И я, обнимая ее, почувствовал, что я тоже — не умею. Не знаю, как надо… Я словно бы сразу разучился, забыл. Забыл, несмотря на весь мой опыт и знание женщин… Но, очевидно, здесь, сейчас, происходило нечто совсем другое.

— Тебе, наверное, смешно, — продолжала она прерывистым шепотком, — но я еще ни с кем вот так — всерьез…

Глава 5. Визит

Поэт Василий Казин появился у меня спустя неделю. Это был маленький, плотный, весьма энергичный и подвижный — несмотря на возраст — человек.

Держался он вольно, по-простецки, говорил с добродушным юморком.

— Эге, вот ты стал какой! — заметил он, снимая пальто. — А ведь я тебя помню совсем пустяковым… — И он раздвинул пальцы и показал: — Эдаким вот — с вершок.

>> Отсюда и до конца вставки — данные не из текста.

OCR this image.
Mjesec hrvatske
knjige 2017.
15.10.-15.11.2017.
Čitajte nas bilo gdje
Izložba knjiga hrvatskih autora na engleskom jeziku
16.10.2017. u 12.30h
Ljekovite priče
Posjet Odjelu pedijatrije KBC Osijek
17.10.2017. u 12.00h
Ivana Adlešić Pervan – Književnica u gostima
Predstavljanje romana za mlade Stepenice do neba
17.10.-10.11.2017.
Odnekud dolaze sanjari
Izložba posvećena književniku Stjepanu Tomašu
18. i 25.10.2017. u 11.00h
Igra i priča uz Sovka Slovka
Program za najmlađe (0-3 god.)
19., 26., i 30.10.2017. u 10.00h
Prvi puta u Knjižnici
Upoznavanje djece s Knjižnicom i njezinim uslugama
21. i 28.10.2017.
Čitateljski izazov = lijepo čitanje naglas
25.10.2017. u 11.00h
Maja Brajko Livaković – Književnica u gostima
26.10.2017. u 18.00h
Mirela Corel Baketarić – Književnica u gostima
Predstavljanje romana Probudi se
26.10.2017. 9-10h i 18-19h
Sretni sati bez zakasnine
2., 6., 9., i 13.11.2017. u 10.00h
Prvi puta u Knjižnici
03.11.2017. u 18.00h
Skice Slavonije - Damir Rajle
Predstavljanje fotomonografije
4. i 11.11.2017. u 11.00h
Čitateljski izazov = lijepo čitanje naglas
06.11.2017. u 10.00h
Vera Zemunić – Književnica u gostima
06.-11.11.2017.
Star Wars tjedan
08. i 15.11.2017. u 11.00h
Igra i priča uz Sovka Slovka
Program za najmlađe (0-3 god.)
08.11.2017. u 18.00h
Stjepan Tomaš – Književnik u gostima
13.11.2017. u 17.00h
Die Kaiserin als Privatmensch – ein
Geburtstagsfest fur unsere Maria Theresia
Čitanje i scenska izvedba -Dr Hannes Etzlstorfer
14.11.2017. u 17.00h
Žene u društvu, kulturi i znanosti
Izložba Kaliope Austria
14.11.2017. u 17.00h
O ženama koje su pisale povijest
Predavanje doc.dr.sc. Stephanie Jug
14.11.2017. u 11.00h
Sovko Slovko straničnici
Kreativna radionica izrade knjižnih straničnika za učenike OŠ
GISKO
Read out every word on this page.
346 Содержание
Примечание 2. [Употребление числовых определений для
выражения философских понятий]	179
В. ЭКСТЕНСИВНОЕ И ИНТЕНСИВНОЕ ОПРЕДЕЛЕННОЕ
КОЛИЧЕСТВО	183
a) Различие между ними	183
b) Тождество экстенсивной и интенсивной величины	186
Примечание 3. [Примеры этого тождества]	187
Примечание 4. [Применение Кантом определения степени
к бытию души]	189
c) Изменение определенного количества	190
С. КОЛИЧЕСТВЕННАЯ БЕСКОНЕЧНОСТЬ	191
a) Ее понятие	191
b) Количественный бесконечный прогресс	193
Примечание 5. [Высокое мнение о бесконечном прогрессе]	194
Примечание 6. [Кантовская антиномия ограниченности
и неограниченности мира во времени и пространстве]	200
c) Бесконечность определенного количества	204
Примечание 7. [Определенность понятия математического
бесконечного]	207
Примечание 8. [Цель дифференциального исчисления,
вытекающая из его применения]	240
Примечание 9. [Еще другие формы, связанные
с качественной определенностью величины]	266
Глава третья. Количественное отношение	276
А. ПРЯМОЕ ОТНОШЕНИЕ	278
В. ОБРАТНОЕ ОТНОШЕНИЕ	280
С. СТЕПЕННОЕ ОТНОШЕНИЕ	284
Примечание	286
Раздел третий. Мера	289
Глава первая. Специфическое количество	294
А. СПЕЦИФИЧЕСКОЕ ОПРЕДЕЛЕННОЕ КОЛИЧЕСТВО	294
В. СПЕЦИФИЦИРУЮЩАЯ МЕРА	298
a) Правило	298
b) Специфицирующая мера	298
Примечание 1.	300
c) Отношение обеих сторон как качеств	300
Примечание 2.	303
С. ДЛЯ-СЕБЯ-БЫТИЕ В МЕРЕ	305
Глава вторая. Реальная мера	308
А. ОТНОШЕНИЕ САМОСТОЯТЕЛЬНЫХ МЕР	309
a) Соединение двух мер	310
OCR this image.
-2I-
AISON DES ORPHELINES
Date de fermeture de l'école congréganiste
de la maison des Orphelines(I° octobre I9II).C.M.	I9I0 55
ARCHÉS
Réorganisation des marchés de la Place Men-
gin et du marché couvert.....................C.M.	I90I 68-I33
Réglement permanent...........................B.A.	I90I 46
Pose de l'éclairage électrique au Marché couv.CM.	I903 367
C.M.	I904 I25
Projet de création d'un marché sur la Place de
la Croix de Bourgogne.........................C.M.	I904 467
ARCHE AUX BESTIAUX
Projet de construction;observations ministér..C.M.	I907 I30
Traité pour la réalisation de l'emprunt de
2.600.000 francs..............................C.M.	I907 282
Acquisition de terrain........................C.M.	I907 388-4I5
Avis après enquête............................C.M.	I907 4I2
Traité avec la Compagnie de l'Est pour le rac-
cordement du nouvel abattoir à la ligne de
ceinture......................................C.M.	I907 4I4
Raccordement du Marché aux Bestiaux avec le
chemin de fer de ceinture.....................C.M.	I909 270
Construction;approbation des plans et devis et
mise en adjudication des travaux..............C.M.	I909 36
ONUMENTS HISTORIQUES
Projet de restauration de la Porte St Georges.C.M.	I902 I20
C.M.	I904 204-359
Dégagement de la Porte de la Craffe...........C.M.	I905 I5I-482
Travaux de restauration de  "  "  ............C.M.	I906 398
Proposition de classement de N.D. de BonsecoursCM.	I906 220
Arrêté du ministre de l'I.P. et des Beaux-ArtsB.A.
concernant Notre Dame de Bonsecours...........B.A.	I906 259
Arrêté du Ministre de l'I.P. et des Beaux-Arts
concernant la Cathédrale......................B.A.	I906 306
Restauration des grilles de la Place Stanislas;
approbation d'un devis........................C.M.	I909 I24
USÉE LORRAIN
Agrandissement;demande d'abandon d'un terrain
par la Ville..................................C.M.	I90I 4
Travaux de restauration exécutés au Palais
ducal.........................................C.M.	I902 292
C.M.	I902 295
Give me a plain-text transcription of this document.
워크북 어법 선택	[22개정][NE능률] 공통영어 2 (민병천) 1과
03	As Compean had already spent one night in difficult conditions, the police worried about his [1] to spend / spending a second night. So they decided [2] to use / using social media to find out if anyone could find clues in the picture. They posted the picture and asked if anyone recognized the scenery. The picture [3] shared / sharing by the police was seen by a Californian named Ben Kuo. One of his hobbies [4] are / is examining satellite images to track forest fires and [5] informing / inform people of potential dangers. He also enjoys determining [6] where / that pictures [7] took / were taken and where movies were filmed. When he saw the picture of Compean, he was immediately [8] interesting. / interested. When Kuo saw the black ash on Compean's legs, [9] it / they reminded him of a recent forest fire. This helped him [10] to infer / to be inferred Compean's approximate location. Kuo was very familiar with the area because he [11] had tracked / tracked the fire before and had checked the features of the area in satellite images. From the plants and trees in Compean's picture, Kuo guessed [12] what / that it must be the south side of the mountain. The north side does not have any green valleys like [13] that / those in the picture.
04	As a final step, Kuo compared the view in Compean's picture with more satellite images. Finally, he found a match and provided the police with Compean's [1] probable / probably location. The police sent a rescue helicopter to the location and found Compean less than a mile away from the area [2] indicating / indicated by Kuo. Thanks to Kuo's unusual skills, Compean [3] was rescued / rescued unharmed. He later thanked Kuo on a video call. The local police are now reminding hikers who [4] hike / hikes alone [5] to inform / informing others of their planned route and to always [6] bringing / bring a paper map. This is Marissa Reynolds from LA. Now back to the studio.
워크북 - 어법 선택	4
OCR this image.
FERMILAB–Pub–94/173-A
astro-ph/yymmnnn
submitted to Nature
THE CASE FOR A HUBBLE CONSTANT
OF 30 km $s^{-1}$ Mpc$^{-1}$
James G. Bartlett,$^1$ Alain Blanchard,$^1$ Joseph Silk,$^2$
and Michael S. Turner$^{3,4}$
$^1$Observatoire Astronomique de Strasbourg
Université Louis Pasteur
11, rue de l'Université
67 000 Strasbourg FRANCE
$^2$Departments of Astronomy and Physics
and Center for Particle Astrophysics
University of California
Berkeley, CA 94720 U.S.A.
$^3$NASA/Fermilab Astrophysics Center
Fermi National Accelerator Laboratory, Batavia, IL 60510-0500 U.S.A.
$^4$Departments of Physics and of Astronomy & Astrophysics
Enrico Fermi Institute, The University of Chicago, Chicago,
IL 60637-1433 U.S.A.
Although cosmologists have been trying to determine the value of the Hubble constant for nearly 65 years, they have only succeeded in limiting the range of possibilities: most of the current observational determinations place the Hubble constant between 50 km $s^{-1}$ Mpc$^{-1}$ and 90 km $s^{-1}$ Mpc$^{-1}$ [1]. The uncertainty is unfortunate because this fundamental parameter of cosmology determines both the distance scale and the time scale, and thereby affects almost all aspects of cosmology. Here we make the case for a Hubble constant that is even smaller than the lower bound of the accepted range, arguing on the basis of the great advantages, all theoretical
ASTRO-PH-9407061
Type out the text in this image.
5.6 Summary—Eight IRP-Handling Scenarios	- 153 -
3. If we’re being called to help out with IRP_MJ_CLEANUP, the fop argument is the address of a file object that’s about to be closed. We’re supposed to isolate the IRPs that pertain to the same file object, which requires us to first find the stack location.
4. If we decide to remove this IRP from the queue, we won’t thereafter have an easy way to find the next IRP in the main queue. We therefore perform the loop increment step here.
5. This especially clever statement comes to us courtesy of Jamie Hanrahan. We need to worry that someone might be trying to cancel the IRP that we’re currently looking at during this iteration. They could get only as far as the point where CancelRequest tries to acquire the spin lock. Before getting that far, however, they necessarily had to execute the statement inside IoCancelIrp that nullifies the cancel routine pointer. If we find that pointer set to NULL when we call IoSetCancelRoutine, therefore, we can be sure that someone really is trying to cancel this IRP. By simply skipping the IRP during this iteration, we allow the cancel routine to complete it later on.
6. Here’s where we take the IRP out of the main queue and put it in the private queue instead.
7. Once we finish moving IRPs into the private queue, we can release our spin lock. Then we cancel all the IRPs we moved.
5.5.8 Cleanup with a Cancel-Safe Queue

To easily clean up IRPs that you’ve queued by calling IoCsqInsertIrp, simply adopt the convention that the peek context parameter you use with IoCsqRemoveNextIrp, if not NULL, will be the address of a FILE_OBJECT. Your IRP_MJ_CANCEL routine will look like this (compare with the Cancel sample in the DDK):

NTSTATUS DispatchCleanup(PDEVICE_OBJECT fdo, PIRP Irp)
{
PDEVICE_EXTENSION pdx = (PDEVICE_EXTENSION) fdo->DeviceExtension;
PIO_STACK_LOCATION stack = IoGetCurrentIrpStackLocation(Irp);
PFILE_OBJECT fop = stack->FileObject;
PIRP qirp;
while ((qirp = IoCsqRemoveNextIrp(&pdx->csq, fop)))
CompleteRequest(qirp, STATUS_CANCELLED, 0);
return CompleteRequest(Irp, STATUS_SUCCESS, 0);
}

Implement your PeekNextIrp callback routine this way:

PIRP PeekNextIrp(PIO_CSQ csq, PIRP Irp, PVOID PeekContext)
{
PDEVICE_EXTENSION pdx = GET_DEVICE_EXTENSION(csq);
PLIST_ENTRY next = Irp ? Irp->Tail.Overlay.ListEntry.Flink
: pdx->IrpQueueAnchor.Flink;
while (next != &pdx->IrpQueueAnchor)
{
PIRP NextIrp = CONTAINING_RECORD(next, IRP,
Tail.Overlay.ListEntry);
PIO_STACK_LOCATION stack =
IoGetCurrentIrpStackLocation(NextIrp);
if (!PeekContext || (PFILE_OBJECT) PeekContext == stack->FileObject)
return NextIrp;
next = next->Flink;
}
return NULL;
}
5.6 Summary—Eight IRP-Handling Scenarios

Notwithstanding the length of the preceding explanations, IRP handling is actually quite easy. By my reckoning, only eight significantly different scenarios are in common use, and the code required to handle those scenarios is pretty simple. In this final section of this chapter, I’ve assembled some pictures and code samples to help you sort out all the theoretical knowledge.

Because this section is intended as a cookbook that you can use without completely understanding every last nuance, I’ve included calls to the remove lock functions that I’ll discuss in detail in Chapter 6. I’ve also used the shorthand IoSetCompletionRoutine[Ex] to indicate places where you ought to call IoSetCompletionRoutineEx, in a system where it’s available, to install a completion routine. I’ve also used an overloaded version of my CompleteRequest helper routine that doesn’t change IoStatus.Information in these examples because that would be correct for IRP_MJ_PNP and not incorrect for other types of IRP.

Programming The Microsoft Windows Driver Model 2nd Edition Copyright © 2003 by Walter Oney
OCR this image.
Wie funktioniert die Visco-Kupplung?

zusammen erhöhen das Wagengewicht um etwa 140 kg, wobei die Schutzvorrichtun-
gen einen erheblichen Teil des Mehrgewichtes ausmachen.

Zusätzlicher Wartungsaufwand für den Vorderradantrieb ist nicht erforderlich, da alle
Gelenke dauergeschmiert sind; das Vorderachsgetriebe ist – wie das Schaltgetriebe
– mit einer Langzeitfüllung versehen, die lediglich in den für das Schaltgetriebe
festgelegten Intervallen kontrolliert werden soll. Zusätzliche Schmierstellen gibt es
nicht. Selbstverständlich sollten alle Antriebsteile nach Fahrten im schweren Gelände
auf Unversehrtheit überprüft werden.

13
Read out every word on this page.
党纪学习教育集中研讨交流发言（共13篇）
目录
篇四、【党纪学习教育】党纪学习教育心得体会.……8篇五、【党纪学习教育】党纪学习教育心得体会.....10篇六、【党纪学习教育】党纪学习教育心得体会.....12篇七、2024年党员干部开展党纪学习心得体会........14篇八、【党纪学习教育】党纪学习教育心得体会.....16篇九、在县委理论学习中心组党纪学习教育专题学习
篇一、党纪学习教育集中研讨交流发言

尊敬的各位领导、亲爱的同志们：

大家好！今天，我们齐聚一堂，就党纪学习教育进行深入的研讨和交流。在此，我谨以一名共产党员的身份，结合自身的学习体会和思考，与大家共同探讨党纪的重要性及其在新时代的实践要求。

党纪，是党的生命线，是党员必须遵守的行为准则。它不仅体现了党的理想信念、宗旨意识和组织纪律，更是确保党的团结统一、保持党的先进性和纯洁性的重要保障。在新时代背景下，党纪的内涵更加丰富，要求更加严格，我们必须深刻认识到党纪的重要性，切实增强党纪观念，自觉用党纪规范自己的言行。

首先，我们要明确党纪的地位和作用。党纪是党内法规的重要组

Я пригласил долгожданного гостя к столу. К приходу его мы с матерью приготовились загодя; она прибралась в комнате, принесла необходимую посуду, а я — на последние сибирские свои сбережения — купил вина и водки. Мы уселись — и я потянулся к бутылке. Казин сейчас же сказал, подняв предупредительным жестом ладонь:

— Нет-нет! — Широкое крестьянское лицо его сморщилось лукаво. — Нельзя, не потребляю. Я, голубчик, свою норму давно уже выполнил… Выпил свою цистерну… Вот чайку — это да! С превеликим моим удовольствием.